For many collectors, a perpetual calendar wristwatch could be the crown jewel of their collection. It’s an exercise in functional complexity, and last week Audemars Piguet dropped their latest piece with the impressive complication. That’s right, this new Audemars Piguet Royal Oak Perpetual Calendar is almost exclusively reserved for the Japanese market, fresh with an attractive salmon tone dial and titanium case and bracelet.
On its own, the Audemars Piguet Royal Oak Perpetual Calendar is a relatively well-known quantity. Communicating the day, date, month, leap-year, astronomical moon, and time is impressive for a watch that only measures 41mm in diameter and 9.5mm thick. But what makes this 300-piece limited edition so special is the metal it’s made from and the colour of its dial.

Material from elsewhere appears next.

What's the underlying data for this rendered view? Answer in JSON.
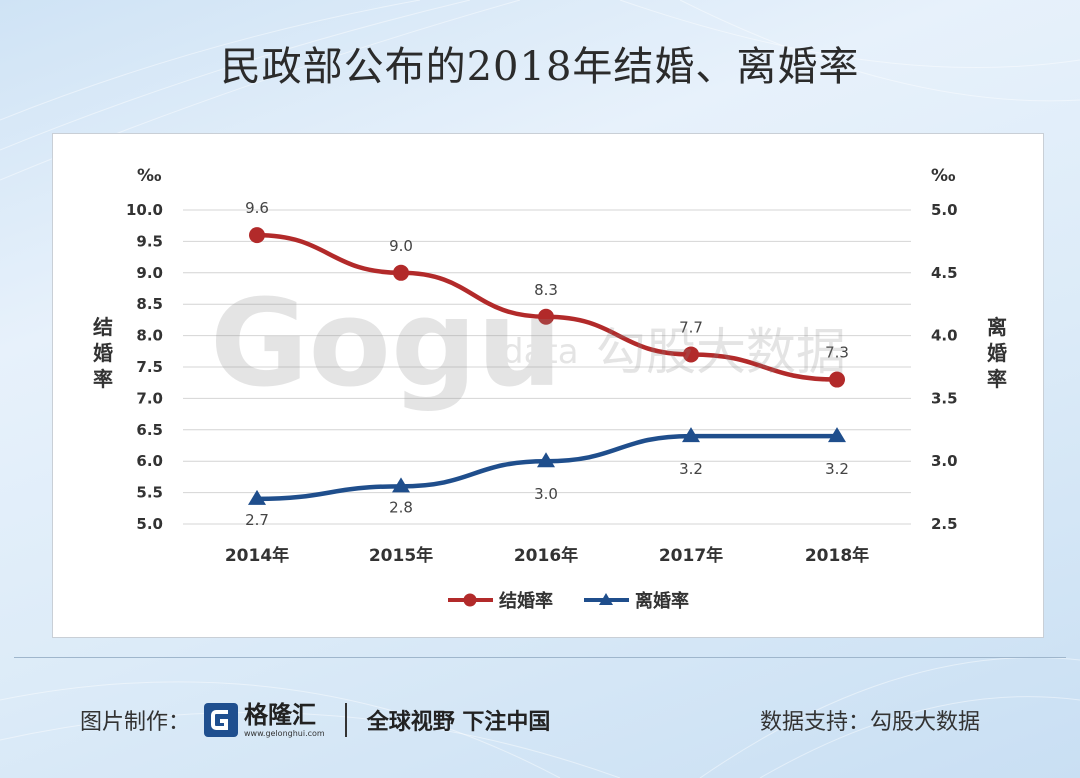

In an extremely unusual move from Audemars Piguet, the brand has released the watch in titanium, with the lightweight metal used for both the case and bracelet. Typically, AP produces the Royal Oak Perpetual Calendar collection in different gold or platinum alloys, and occasionally in steel, making titanium a very rare sight.
Another rare sight is the salmon Grande Tapisserie dial, a tone that is revered among watch collectors for its rarity and delicate subtlety. With the combination of its dial colour and the case and bracelet metal, this is going to be a very collectible watch in the decades to come.
Powering this new Audemars Piguet Royal Oak Perpetual Calendar is the Calibre 5134, which contains a mind-boggling 374 components and has a 40-hour power reserve. It remains the thinnest perpetual calendar movement in the world with a full rotor.
Of the 300 pieces that were produced, 150 of them have been reserved for sale in Japan. Of those 150 pieces destined for Japanese shores, 100 will be sold by the legendary retailer Yoshida. Even with a price of CHF78,400 (AU$116,400), this reference is sure to sell out in a flash.